From bullshit jobs to bullshit companies

Thibault Montalant
MBC Dauphine
Published in
4 min readNov 16, 2016
We want to act !

When we started thinking about what this article was going to be, we first thought we should focus about CSR and how companies could actually benefit from going further than CSR. We were truly convinced that companies should not only consider social, environmental and governance matters because our world needs it, but especially because those organizations would benefit from such considerations. However, we had serious trouble finding a way to present this issue through the scope of management with an original view.

A few weeks ago, we heard about a concept that bothered us. It is from David Graeber and it is called “bullshit jobs”. This concept suggests that the more you get paid for a job, the more meaningless it tends to be. As students in management and consulting, we are in a way the perfect example of what Mr Graeber means when he talks about bullshit jobs.

After discussing a way to write this article, we started wondering why our jobs should be bullshit. Because, look, we can do exactly the same core job in completely different organizations, right? We came to a point where there was one interesting question: is the problem coming from our jobs or rather from the companies that hire us? After asking that question, we thought we could link it to our original subject. Indeed, what we found interesting was, why, we, young workers should prefer to do the same job in a company rather than another?

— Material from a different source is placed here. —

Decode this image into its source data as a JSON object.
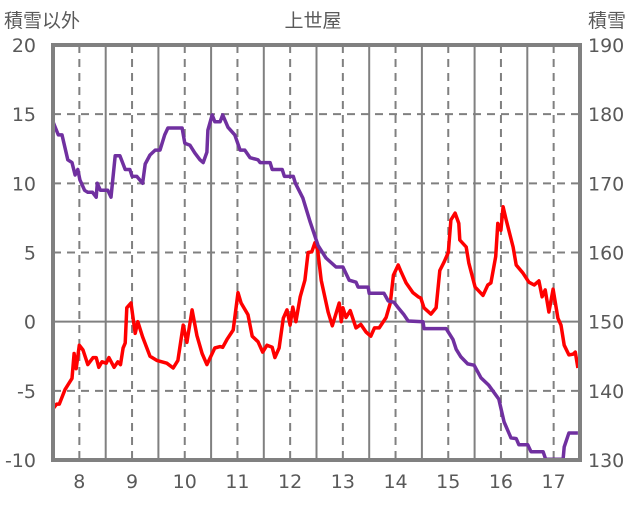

We both answered the same way: we want a company that gives us a bigger purpose than ourselves. We want our jobs to be meaningful and make some decent money on the way. That means that we were looking for a company that will not just try to implement a CSR policy, but a company with a specific social purpose. From this point, we wanted to search for companies that don’t have a purpose or even have a negative impact but still try to hire us. How do they intend to do that?

Our approach

So we decided to think about companies that are the exact opposite of how we want to impact the world. And just out of curiosity, we visited their “career centres” to check what they could possibly say to attract talents. What surprised us is that they are claiming something they are not actually doing. So we wondered: Is it “the more they say the less they do? Are they bullshit companies? Here is a piece of our findings in some career centres:

· Monsanto

Monsanto’s Home page

First titles you’ll see are « Want to change the world”, “You’ll give farmers around the world the ability to grow more crops with less water”. You see our point? They are trying to hire us upon values that are appealing to us. However, when you look closely at the fact, the company’s behaviors are clearly the opposite of the values that are promoted. This company which is responsible for products like Roundup or the Orange agent, GMOs, is trying to lure graduates with a promise to “change the world”? Really?

  • Total

Here you will find words like these:

Total’s Career page

→ “contribute to a sustainable energetic future”

→ Total promotes the idea of formation, training, competitive conditions

→ Communicate about it CSR policy

The very same company is implicated in “oil in exchange of food” in Iraq. Only 8,9% of the employees are dedicated to new energies. There’s no sense of “contributing to a better world” when the company you work for is 90% dedicated to extracting fossil energy. In Total’s annual report, they specifically say “new energies” are only a complement of their core business which is dirty energies.

Once again here, the picture Total is selling about itself is clearly not correlated with the reality of it activities.

What do we want?

Even if we do agree there can be some bullshit jobs, we mean to demonstrate that somehow what makes your job bullshit can clearly be linked to the company behavior. The simple fact that those companies outsell values they are not applying makes them “bullshit companies”. And in the end are they not bullshit from our point of view? Would the engineer who works on the development of a new sustainable energy at Total agree with us? Are our jobs really bullshit, if we are working as a consultant on a microcredit system? We don’t think so, even if Mr Graeber says it. So cut the crap. What we really want is consistency, you can be craftsman or consultant, a bio farm or A petroleum company, the only thing relevant is the outcome that you bring. Don’t lie about it. Being “bullshit” has more to do with what you claim than with what you actually do.